Para preparar pais e filhos adotivos para esse momento que, segundo Ricardo, é inevitável, a ONG possui um curso que instrui as mães para a adoção, de forma que elas entendam a importância de falar a verdade para o filho adotivo e deixá-lo procurar por quem o gerou. “O curso dura mais ou menos 10 dias e acontece aqui em Porto Alegre. Nossa ideia é estendê-lo para todo o Brasil.
Geralmente o filho adotivo tem a noção real da adoção na adolescência. Aí começa a vontade de procurar as origens. O problema é que os pais adotivos não sabem lidar com esse momento e acham que o filho é ingrato. “Eles pensam: ‘Fiz de tudo, dei amor e carinho e agora ele quer outra família’. Mas não é assim. A gente não quer vínculo, quer saber a verdade. Muitos filhos entram em choque nessa hora. Porque começa uma briga na família. É preciso estar pronto para isso. A verdade precisa ser contada”, defende do criador da ONG.
A preocupação do idealizador da Filhos Adotivos do Brasil em preparar os pais adotivos para esse processo está no fato de que muita gente não tem noção do que é adotar uma pessoa. Acham que tudo vai ser simples e lindo, mas não é bem assim. “Levar uma criança para casa não é como adotar um gatinho ou um cãozinho. Esses pais precisam entender a situação como ela é. A criança vai chegar com uma bagagem de rejeição e de abandono muito grande”, afirma. “E quando a relação não é como os pais pensavam, eles chegam a devolver a criança, gerando uma rejeição ainda maior.”

Ajuda a outros filhos adotivos
Em 2007 nasceu a Filhos Adotivos do Brasil. Até agora 400 casos foram solucionados no país, 11 de exterior (filhos que moram fora que querem achar a mãe no Brasil) e outros 1.700 estão na fila de espera.
E o procedimento é sempre o mesmo: antes de passar os contatos para o filho adotivo, Ricardo liga para a mãe biológica e faz a ponte para preparar os envolvidos. “A equipe é formada por mim e mais cinco pessoas. Conseguiríamos mais resultados se tivéssemos o apoio do governo, o que infelizmente não acontece”, lamenta. “Esse projeto é o único no país e precisamos de ajuda para mantê-lo.”

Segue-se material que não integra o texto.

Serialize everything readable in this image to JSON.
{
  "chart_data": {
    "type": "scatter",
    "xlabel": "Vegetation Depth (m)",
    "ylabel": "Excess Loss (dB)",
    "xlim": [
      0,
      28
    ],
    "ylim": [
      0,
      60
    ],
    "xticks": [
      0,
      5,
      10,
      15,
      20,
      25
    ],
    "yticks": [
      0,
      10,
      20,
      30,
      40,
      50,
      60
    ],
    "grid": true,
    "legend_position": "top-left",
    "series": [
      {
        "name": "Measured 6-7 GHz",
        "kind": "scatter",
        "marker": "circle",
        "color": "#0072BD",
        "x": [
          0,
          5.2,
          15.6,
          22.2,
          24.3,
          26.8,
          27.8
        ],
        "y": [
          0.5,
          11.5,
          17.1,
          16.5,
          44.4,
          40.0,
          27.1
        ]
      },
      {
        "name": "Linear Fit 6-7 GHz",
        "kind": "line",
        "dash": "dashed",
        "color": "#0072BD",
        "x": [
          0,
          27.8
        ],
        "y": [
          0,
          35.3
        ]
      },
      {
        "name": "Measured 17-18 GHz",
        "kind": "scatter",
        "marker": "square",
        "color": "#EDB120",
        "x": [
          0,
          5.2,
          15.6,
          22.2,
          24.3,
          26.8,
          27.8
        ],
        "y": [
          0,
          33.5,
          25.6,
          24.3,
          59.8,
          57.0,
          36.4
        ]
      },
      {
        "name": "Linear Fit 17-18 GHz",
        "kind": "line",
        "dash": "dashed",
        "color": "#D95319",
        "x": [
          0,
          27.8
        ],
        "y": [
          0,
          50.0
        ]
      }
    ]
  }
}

Mesmo com a mudança na Lei Nacional da Adoção (nº 12.010/2009), que incluiu no Estatuto da Criança e do Adolescente o direito à revelação da origem biológica, o governo não tem facilitado o acesso a essas informações. “Muitas vezes os órgãos responsáveis não querem nos ajudar e temos que entrar com processo. A burocracia é maior, mas, felizmente sempre ganhamos, pois agora é lei”, comemora.

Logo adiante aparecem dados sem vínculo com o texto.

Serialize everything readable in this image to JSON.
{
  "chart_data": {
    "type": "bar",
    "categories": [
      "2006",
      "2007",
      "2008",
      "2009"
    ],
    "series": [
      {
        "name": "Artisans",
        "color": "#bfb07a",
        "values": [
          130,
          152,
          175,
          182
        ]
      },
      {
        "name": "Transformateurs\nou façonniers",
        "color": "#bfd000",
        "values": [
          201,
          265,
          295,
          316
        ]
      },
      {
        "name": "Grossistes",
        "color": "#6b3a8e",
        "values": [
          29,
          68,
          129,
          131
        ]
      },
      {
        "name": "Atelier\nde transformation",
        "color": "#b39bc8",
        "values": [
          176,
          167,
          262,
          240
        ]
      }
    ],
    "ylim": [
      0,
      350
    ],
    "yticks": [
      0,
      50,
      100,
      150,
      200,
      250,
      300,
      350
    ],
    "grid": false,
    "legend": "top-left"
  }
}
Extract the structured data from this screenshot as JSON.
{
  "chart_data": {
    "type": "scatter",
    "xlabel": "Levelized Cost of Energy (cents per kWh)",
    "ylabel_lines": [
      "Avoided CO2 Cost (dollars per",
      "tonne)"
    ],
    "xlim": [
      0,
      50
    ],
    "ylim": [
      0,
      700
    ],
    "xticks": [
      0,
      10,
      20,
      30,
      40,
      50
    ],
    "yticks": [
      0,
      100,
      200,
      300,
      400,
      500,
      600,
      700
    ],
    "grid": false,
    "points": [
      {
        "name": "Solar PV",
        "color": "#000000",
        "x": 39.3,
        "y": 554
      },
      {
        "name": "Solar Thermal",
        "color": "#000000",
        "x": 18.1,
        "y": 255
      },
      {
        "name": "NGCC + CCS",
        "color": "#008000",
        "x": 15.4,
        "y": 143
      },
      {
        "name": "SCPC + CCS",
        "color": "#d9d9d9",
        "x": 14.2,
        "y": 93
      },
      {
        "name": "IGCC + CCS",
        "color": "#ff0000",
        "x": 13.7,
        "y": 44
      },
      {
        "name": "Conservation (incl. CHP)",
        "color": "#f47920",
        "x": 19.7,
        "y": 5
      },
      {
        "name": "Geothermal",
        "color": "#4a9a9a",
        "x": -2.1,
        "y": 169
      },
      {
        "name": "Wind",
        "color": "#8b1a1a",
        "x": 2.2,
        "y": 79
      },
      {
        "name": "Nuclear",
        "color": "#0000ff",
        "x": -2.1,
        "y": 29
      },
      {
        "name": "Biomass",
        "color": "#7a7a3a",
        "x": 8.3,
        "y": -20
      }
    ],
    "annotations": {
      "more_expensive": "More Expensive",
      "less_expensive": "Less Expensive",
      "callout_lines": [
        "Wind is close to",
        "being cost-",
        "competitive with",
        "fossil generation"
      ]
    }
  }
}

A internet também se tornou um divisor de águas e agilizou bastante os encontros. Há casos que são resolvidos em questão de horas. Tudo depende das informações que o filho adotivo tem em mãos. Inclusive Ricardo se lembrou do caso de uma menina que mora na Suíça. Ela achou a certidão original, mandou para ele e, três horas depois, ele já estava conversando com a mãe da menina pelo telefone. Apesar da rapidez, não foi um caso fácil, pois a mãe não queria ver a menina.

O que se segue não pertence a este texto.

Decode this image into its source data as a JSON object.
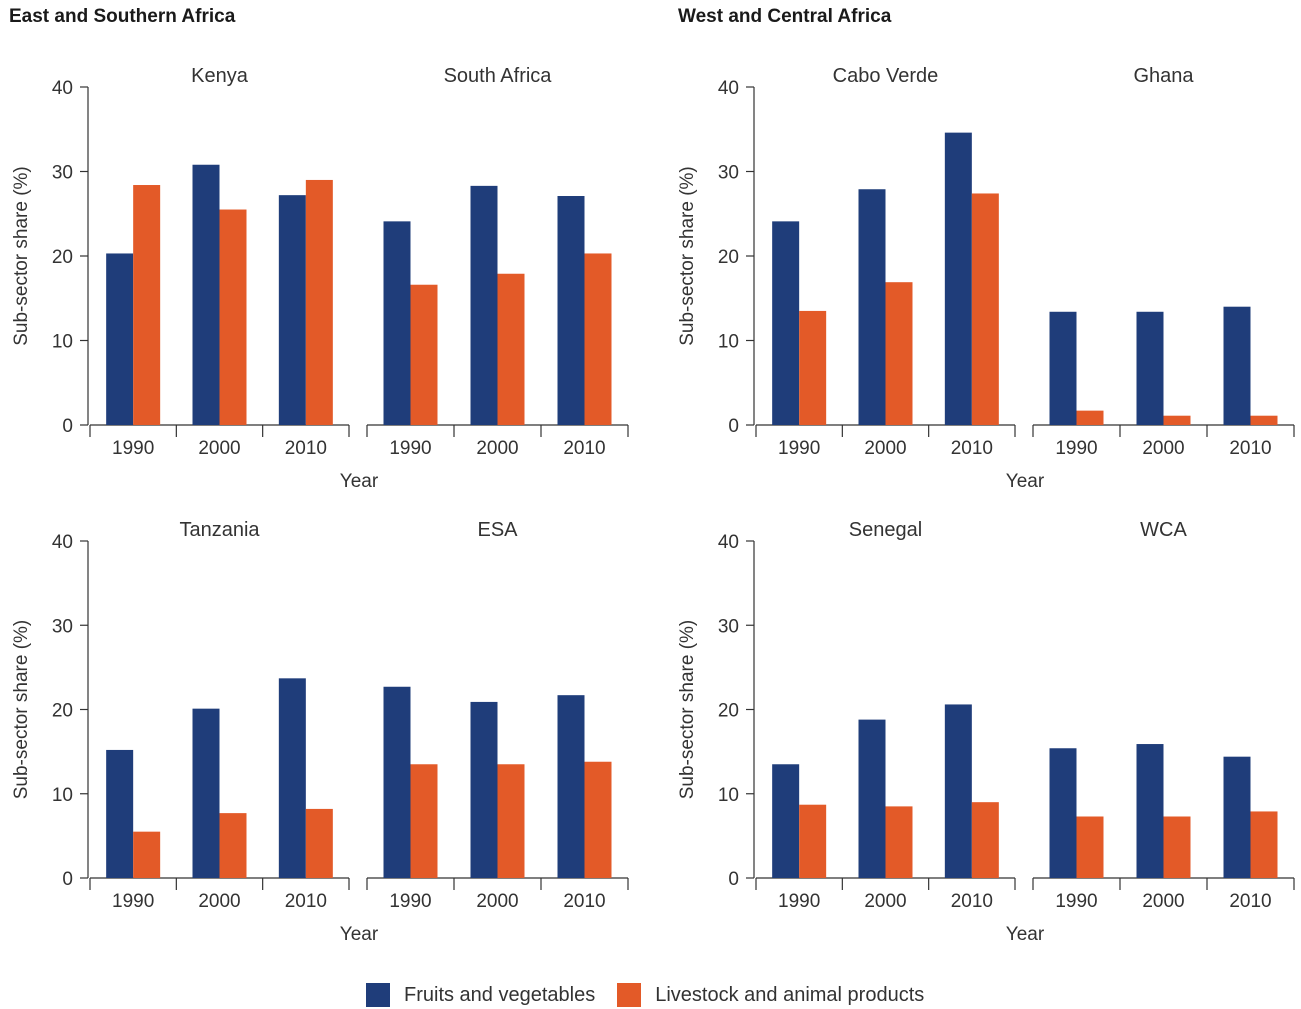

“Isso pode acontecer. Eu liguei para a mulher em Santa Catarina e contei que a filha morava na Suíça e queria conhecê-la. A mãe renegou”, contou. Ricardo então disse que passaria o telefone de qualquer forma, pois era um direito da menina conhecer a mãe biológica. E após muita insistência ela me contou que não podia ver a filha porque ficou grávida solteira e teve que doá-la. E agora já tinha uma família que não sabia desse passado. “Aconselhei-a a contar a verdade para a família, porque a menina certamente ia ligar. Sei que elas se encontraram três meses depois.”